Machine Learning, Neural Network & Deep Learning

Deep Learning

Notes

The complex multi-layer Artificial Neural Network (ANN) with two or more hidden layers is known as deep learning network, where the complex problem is hierarchically divided and sub-divided into smaller specific problems, and are implemented through ANN separately with the concept of layer abstraction. For example [1], the face detection problem is divided into sub-problems such as “is there an eye in top left”, “is there a nose in the middle, is there a hair on the top” etc which represent the sub-networks for the ANN for face detection as showed in Fig. 1. Each problem is further divided into sub-problems represented by sub-layers such as "is there an eyebrow" as depicted in Fig. 2.

Fig. 1: Neural Network decomposed into sub-networks to solve sub-problems [1]

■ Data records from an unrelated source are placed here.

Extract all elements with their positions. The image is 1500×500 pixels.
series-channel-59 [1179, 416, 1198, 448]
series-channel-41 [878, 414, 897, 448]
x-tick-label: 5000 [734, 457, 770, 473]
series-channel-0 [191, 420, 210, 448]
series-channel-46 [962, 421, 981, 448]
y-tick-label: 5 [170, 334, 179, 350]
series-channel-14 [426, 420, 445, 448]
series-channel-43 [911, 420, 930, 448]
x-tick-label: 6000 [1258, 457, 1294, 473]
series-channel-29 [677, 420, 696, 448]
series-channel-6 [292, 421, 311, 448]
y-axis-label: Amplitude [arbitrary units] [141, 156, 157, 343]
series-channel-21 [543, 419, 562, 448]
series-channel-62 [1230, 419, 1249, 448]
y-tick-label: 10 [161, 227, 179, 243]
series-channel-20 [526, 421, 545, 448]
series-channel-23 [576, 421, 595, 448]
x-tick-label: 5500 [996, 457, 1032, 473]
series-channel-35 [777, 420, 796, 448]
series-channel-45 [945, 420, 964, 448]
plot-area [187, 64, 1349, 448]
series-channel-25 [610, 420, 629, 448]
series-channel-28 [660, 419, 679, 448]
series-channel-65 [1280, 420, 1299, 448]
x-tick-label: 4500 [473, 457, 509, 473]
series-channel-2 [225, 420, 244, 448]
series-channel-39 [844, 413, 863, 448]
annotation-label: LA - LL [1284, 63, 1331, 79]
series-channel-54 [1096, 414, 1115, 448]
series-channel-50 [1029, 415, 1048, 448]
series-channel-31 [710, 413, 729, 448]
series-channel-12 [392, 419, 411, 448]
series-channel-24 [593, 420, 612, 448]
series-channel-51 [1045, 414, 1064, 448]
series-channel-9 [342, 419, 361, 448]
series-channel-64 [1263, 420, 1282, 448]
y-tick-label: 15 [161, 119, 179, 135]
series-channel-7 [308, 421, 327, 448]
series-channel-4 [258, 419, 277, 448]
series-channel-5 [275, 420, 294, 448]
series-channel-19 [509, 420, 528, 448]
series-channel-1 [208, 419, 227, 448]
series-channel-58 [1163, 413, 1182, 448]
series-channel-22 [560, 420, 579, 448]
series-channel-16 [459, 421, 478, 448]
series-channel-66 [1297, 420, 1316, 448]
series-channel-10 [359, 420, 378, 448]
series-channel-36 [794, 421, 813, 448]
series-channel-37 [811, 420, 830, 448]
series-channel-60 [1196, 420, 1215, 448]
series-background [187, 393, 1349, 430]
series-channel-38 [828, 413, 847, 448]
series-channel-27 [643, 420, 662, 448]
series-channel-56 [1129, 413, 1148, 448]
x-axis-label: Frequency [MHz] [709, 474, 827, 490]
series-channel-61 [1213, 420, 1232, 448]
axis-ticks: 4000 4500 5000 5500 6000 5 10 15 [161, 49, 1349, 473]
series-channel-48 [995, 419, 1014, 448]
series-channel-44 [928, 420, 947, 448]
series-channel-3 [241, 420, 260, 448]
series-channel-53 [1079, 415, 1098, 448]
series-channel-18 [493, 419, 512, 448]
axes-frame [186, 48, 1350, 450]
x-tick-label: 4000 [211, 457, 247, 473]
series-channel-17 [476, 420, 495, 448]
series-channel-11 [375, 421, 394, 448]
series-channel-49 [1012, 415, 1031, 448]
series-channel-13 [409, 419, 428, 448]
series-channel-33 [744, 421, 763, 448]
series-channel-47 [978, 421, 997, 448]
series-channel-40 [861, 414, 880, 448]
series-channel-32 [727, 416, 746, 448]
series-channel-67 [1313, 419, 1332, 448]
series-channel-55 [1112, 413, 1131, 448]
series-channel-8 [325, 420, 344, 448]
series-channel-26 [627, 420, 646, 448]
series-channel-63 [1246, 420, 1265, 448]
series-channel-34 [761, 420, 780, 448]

Fig. 2: The sub-networks for the block "Is there an eye in the top left ?" [1]

Deep Learning network can definitely learn through stochastic gradient descent (SGD) algorithm as in Neural Network, however, the learning can be unacceptably slow irrespective of the learning rate especially when the output is widely deviated from the predicted value. The output lies closer to the flat portion of the curve of the transfer function. This learning slowdown can be addressed by replacing the quadratic cost function with cross-entropy function which penalizes outputs based on inaccuracy. So, the network learn faster when the error is big.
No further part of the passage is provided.